Bl. Angelo of Acri

(1669-1739)

“Ziggy” is a familiar character in the “funnies.” He is the innocent little guy who always loses. Some might refer to him by the Yiddish word “schlemiel.” The original “Schlemiel” was Schelumiel, military head of the Israelite tribe of Simeon (Book of Numbers, 2:12). While the leaders of the other tribes were always victors, Schelumiel always lost. But Ziggy keeps going anyhow.

There have been schlemiels among the saints too. Why not? They are human, aren’t they? The important thing is how they accept being “all thumbs”; how they “turn stumbling blocks into stepping stones.”

Blessed Angelo of Acri was a sort of schlemiel, a sort of Ziggy.

Born in Calabria, southern Italy, in 1669, Angelo, at the age of 18, thought he might have a vocation to the religious life, so he was received on trial by the Capuchin Franciscans. The Capuchins followed a very rigorous rule of life, however, too rigorous for Angelo. For after a short time he left them and returned to “the world.” But he still felt that he had a religious vocation. Before long he asked the Capuchins to try him again. After a while, they consented. And after another while, he left a second time.

A priest-uncle now suggested to the willing but confused young man that God might be telling him that he wanted him to remain “in the world”, marry, and serve God as a devout layman. Angelo didn’t see it that way. He decided yet a third time to try the Capuchins. Perhaps it was his very persistence that persuaded the Franciscans to readmit him. This time he began his noviciate. It was a “rather stormy” year, but he eventually took his vows and began his studies for the priesthood of this missionary order.
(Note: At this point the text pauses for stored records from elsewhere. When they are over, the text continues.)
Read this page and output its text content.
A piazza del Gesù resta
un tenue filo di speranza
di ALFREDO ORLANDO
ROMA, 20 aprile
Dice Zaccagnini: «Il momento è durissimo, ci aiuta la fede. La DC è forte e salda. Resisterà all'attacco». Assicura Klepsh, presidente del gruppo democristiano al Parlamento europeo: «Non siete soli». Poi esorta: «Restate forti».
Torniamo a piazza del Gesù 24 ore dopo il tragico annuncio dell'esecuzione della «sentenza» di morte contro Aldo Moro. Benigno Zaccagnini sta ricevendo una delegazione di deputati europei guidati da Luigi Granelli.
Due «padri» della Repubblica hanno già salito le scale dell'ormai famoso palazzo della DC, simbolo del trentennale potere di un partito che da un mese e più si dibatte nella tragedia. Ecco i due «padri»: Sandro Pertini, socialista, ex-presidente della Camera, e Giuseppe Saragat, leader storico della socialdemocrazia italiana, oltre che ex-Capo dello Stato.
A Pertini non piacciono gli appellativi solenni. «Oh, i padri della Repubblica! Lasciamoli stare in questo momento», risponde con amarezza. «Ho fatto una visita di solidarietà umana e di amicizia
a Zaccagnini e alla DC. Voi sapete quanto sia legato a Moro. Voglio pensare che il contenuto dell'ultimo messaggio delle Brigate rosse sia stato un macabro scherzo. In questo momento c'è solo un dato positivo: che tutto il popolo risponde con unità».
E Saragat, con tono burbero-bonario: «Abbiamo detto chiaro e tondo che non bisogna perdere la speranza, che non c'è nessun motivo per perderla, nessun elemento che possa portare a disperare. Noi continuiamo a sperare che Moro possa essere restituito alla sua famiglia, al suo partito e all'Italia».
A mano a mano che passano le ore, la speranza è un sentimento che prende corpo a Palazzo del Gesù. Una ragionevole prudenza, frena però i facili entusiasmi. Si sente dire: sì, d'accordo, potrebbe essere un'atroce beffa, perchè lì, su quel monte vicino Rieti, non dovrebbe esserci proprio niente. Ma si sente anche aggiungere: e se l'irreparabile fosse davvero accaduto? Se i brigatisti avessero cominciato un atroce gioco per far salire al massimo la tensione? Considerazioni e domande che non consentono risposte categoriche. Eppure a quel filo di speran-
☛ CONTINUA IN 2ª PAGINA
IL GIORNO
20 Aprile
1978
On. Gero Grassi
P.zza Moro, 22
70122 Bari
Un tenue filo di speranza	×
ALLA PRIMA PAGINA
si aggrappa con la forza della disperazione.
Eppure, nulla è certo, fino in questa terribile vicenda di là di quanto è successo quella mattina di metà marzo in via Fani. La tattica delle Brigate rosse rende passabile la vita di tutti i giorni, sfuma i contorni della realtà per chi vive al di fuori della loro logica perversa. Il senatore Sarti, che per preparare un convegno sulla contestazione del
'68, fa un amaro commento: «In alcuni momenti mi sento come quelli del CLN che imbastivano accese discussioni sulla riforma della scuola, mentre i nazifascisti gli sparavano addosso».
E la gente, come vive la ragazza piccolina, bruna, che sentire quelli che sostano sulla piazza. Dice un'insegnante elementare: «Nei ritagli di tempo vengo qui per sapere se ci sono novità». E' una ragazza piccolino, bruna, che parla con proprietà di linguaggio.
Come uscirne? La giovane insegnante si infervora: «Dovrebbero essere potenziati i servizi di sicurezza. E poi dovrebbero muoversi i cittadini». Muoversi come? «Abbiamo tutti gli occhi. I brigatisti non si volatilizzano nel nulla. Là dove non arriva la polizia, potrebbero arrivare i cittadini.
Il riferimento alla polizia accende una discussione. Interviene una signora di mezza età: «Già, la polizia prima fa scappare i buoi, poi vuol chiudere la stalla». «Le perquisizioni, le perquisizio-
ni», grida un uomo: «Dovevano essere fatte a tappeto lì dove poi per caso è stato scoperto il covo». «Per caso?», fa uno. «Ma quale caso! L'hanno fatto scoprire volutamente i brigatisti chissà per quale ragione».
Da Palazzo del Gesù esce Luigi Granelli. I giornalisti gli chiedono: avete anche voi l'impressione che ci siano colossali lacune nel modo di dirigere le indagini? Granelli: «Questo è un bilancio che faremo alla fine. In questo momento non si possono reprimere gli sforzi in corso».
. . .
The Capuchin superiors, concluding that the impulsive young novice needed strict discipline, treated him with severity. Angelo himself fought a battle with strong temptations against purity. But he made it to ordination, and it is said that at his first Mass he even experienced an ecstasy!

The Capuchin province to which Friar Angelo now belonged was engaged in the home missions. In 1702, his provincial sent him to preach a series of Lenten sermons at the town of San Giorgio. He prepared his sermons very carefully, following the florid oratorical style that was popular at the time. However, when he mounted the pulpit he forgot his text completely and lost his courage. Utterly nonplussed, he returned to his home monastery long before Lent was over.

While praying and seeking advice about his “stage fright”, Angelo heard a voice reassuring him that he would become a preacher after all. He asked the invisible speaker to identify himself. The voice answered, “I am who I am. For the future preach simply and colloquially so that all may understand you.” “I am who I am,” was God’s statement to Moses, so Friar Angelo was quick to heed the divine advice. Putting aside his books on baroque oratory, he resolved therefore to use only two sources for his sermons: the bible and the crucifix.

Angelo’s “simple, colloquial” homilies were immediately successful among ordinary people. Not so among the elite, who frowned on simple rhetoric.

It was in 1711 that Father Angelo won the battle in favor of unadorned preaching. Cardinal Pignatelli of Naples invited him to give the Lenten sermons in Naples. Angelo’s first “down-to-earth” sermon caused the gentry to laugh disdainfully. Practically nobody came to listen to his second and third sermons. The worried parish priest therefore begged the Cardinal to send some other preacher. But Pignatelli, a wise man, refused. Actually, a better audience turned out for his fourth sermon. Perhaps they came to see what His Eminence liked about the Capuchin’s new-style preaching. At the close of the fourth sermon, Friar Angelo asked the congregation to pray for someone among them who was about to die. As the congregation was leaving, a well-known lawyer suffered a mortal stroke. He had been the leader of the opposition to Father Angelo. After that dramatic event, the Capuchin’s sermons became so popular that the church could not contain the crowds that flocked to hear him.

For the next 28 years, Fr. Angelo preached missions throughout the kingdom of Naples, but especially among the poor of his native province, Calabria. Thus the diffident young “Ziggy” of yore became a most successful missioner, bringing thousands back to the sacraments, not only by his simple eloquence but by miracles and prophecies. He set an example of missionary method and of perseverance. Blindness alone put an end to his career six months before his death. Friar Angelo of Acri died in 1739. He was beatified in 1825.

Who said schlemiels can’t make it to heaven? Jesus himself was, in a sense, a “born loser”.